Menurut Ryamizard, pendidikan bela negara penting untuk menyiapkan masyarakat yang siap membela dan mengutamakan negaranya di atas kepentingan asing. Pasalnya, sekarang ini bukan lagi era perang fisik dengan angkat senjata, melainkan perang terhadap pemikiran.
“Perang ke depan adalah mengubah pemikiran atau kita sebut cuci otak, kekuatan kita persatuan dan kesatuan. Bela negara itu adalah roh suatu bangsa. Hak kita boleh demo-demo, tapi kewajiban untuk negaranya apa? Negara menunggu,” kata mantan Kepala Staf TNI Angkatan Darat ini.
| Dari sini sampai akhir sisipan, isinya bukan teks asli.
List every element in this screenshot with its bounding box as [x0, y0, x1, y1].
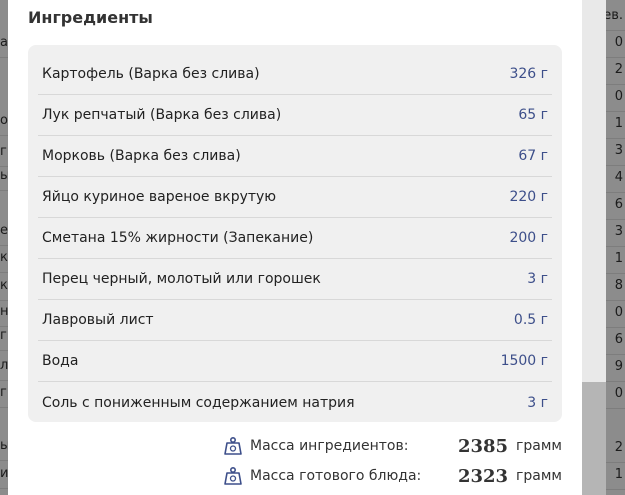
ingredient-name: Лавровый лист: [42, 312, 154, 328]
ingredient-row: Картофель (Варка без слива) 326 г: [38, 54, 552, 95]
scrollbar-thumb[interactable]: [582, 382, 606, 495]
ingredient-name: Лук репчатый (Варка без слива): [42, 107, 282, 123]
ingredient-row: Перец черный, молотый или горошек 3 г: [38, 259, 552, 300]
background-cell: но: [0, 296, 8, 327]
ingredient-name: Соль с пониженным содержанием натрия: [42, 394, 355, 411]
background-cell: г: [0, 377, 8, 408]
dish-mass: Масса готового блюда: 2323 грамм: [224, 463, 562, 489]
dish-mass-label: Масса готового блюда:: [250, 468, 422, 484]
ingredient-name: Сметана 15% жирности (Запекание): [42, 230, 314, 246]
ingredient-amount: 67 г: [518, 148, 548, 164]
ingredient-name: Вода: [42, 353, 79, 369]
ingredient-row: Сметана 15% жирности (Запекание) 200 г: [38, 218, 552, 259]
ingredient-row: Вода 1500 г: [38, 341, 552, 382]
ingredient-row: Лук репчатый (Варка без слива) 65 г: [38, 95, 552, 136]
ingredient-name: Яйцо куриное вареное вкрутую: [42, 189, 277, 205]
ingredient-amount: 3 г: [527, 394, 548, 411]
background-cell: ка: [0, 270, 8, 301]
background-left-column: ая ой гр ы ен ко ка но гк ло г ы и: [0, 0, 8, 495]
ingredient-amount: 326 г: [509, 66, 548, 82]
ingredient-amount: 1500 г: [500, 353, 548, 369]
ingredients-mass-value: 2385: [457, 435, 509, 457]
background-cell: ая: [0, 27, 8, 58]
ingredient-row: Морковь (Варка без слива) 67 г: [38, 136, 552, 177]
ingredients-list: Картофель (Варка без слива) 326 г Лук ре…: [28, 45, 562, 422]
background-cell: ен: [0, 215, 8, 246]
dish-mass-value: 2323: [457, 465, 509, 487]
background-cell: ы: [0, 160, 8, 191]
background-cell: ло: [0, 350, 8, 381]
ingredients-mass: Масса ингредиентов: 2385 грамм: [224, 433, 562, 459]
ingredient-name: Перец черный, молотый или горошек: [42, 271, 321, 287]
ingredient-name: Морковь (Варка без слива): [42, 148, 241, 164]
ingredient-amount: 220 г: [509, 189, 548, 205]
ingredient-amount: 200 г: [509, 230, 548, 246]
ingredient-amount: 65 г: [518, 107, 548, 123]
background-cell: гр: [0, 136, 8, 167]
background-cell: ко: [0, 242, 8, 273]
ingredient-amount: 3 г: [527, 271, 548, 287]
modal-scrollbar[interactable]: [582, 0, 606, 495]
background-cell: ы: [0, 430, 8, 461]
ingredient-row: Лавровый лист 0.5 г: [38, 300, 552, 341]
ingredients-mass-label: Масса ингредиентов:: [250, 438, 409, 454]
ingredient-amount: 0.5 г: [513, 312, 548, 328]
ingredient-row: Яйцо куриное вареное вкрутую 220 г: [38, 177, 552, 218]
ingredients-modal: Ингредиенты Картофель (Варка без слива) …: [8, 0, 582, 495]
ingredients-mass-unit: грамм: [516, 438, 562, 454]
ingredient-name: Картофель (Варка без слива): [42, 66, 260, 82]
background-cell: и: [0, 458, 8, 489]
weight-icon: [224, 466, 242, 485]
modal-title: Ингредиенты: [28, 8, 153, 27]
ingredient-row: Соль с пониженным содержанием натрия 3 г: [38, 382, 552, 423]
dish-mass-unit: грамм: [516, 468, 562, 484]
background-cell: гк: [0, 320, 8, 351]
background-cell: ой: [0, 105, 8, 136]
weight-icon: [224, 436, 242, 455]
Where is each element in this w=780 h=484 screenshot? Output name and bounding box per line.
Menhan tidak menginginkan negara Indonesia lemah dan hancur, namun dirinya menginginkan agara negara Indonesia kuat, sehingga disegani oleh negara lain.
Ryamizard menegaskan, program Bela Negara bukanlah wajib militer. Membela negara, secara fisik dilakukan oleh TNI. Namun program Bela Negara ini lebih menyasar pada soft power, bukan hard power.
“Membela negara secara fisik jelas ada TNI. Tapi perang ke depan bukan tembak-menembak, tapi mengubah pemikiran atau yang kita sebut cuci otak. Oleh karena itu, otak kita harus kuat yang berisi tentang bela negara,” katanya.
Ryamizard juga tak menginginkan Indonesia di ambang kehancuran, seperti halnya negara-negara di Timur Tengah yang hancur akibat perang. Saya tak ingin melihat negara hancur, di mana warganya mengungsi ke negara lain, tegasnya.
Menhan mengatakan, masalah bela negara bukan hanya tanggung jawab Kemhan, melainkan seluruh aspek kehidupan berbagsa dan bernegara, mulai dari masyarakat, pemerintah daerah, kementerian, dan pemerintah pusat.
Bela negara adalah sikap dan perilaku kecintaan terhadap NKRI. Itu sudah sesuai dengan Pancasila dan UUD 45. Sikap bela negara merupakan kehormatan setiap warga negara, yang dilaksanakan penuh tanggung jawan dan pengabdian bagi negara.
Bela negara, kata dia, juga bagian dari penguatan karakter jati diri bangsa. Program prioritas dalam rencana pembangunan jangka menengah nasional (RPJMN) 2014-2019. Selain itu, ini juga merupakan kebijakan umum pertahanan negara 2014-2019.
“Oleh karena itu, sebagai realisasinya, Kemhan dan Kemendagri membentuk kader bina negara tahun 2015,” tuturnya.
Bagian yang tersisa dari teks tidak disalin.